When finally Michael came down on the Return
key with a pile-driven index finger, I knew he’d completed his
final sentence of the day. You could almost see the relief that
seemed to pour out of his head like smoke through the ears. He sat
back in a black chair that bore my undergrad crest: Providence
College. He flexed his muscles as if he’d just gone three rounds
with a young Mike Tyson instead of having completed a few new pages
to his latest opus. Brushing back thick black hair, he then
smoothed out his facial hair with thumb and index finger.

“Plenty hard writing today, Bec,” he spoke,
baritone voice imitating big Papa Hemingway. “Best work ever
though. Maybe beat up old Shakespeare with these words.”

Rolling my eyes, I retreated into the
kitchen, grabbed two cans of Pepsi from out of the fridge and
opened them. I headed back into the living room, setting Michael’s
soda directly beside his laptop.

He rolled the sleeves up on his thick
arms.

“Plenty good timing,” he said before taking a
deep, slow, appreciative drink. “No more biting the nail until
tomorrow. Dawn sharp.”

Biting the nail…

For
anyone not in the literary know, that’s Hemingway-speak for
‘writing’. Or should I say, the agonizing, all consuming,
existential, winner-take-nothing process
of writing. In fact, my ex-husband Michael could
be so full of Hemingway it made me want to run back out to the
Cabriolet, rain storm and all. The only reason I put up with it was
because taking on the guise of a long dead hero was Michael’s only
means of coping with reality; i.e., as a teenager he was John
Lennon. It occurred to me on more than one occasion that if he
dumped the disguise he might actually write something truly
profound.

But then who was I to come down on my ex? At
least he still worked at his art. I’d all but abandoned any hope I
ever had for making it as a world class painter. Given it up for
the position of studio director for the Albany Art Center.

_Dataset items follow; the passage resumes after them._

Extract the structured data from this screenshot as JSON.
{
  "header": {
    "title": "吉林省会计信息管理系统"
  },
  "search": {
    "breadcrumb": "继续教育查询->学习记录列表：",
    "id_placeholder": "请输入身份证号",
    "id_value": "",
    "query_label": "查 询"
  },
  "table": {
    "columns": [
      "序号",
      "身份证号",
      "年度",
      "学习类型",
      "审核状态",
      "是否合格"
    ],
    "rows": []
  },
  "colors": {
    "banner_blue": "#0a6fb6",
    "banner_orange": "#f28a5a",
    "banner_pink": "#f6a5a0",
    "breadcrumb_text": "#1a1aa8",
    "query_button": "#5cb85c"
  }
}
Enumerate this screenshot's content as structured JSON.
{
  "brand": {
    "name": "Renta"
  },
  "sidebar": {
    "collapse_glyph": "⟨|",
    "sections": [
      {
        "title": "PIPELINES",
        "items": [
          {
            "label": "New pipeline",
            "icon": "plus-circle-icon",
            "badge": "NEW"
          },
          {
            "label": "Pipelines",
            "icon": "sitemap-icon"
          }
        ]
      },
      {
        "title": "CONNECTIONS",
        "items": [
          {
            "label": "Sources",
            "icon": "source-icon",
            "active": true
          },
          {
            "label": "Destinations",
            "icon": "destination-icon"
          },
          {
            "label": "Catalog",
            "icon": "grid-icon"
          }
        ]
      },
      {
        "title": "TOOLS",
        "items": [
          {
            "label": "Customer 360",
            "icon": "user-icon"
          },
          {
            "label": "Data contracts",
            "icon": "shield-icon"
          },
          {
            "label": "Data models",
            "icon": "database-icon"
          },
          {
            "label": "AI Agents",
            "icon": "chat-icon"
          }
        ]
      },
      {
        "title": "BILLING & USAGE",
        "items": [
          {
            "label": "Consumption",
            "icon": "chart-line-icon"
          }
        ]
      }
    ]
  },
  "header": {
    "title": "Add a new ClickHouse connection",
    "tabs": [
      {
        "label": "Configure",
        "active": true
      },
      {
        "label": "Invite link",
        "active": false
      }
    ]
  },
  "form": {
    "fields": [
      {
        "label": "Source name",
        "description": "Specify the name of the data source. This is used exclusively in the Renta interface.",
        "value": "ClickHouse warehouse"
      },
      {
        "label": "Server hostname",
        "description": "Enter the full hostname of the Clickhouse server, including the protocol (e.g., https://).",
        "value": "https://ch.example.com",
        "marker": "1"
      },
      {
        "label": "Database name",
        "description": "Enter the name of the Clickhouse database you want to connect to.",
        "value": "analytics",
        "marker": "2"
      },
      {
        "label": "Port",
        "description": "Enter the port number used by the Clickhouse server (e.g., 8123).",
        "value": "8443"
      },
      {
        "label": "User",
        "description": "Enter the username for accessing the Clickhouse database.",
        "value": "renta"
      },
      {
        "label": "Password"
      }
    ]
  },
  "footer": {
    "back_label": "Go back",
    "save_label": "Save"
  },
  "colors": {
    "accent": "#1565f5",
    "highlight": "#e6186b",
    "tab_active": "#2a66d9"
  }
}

Sitting myself on the end of the couch, I
took a small drink.

“You want to read me something?” I
exhaled.

He shook his head and stood up, his five-feet
eight inches staring me in the face.

“Book isn’t ready for tasting. Another week
of slow, steady nail biting, then maybe.”

“Tell me again why I allow you to use my
place as a writing studio?”

“You already know the answer to that.”

He was right of course. I knew the answer all
too well. The unmentionable truth: since our thirty-six month
marriage folded, Michael, being perpetually and rather hopelessly
unemployed, ‘Hemingway never took a job!’, had moved back in with
his parents. As a result, he felt far more comfortable biting the
nail in my two bedroom apartment.

Why?

Because no way he could write with his
retired mother and father hanging over his shoulder forever asking
him, “When are you going to find gainful employment?”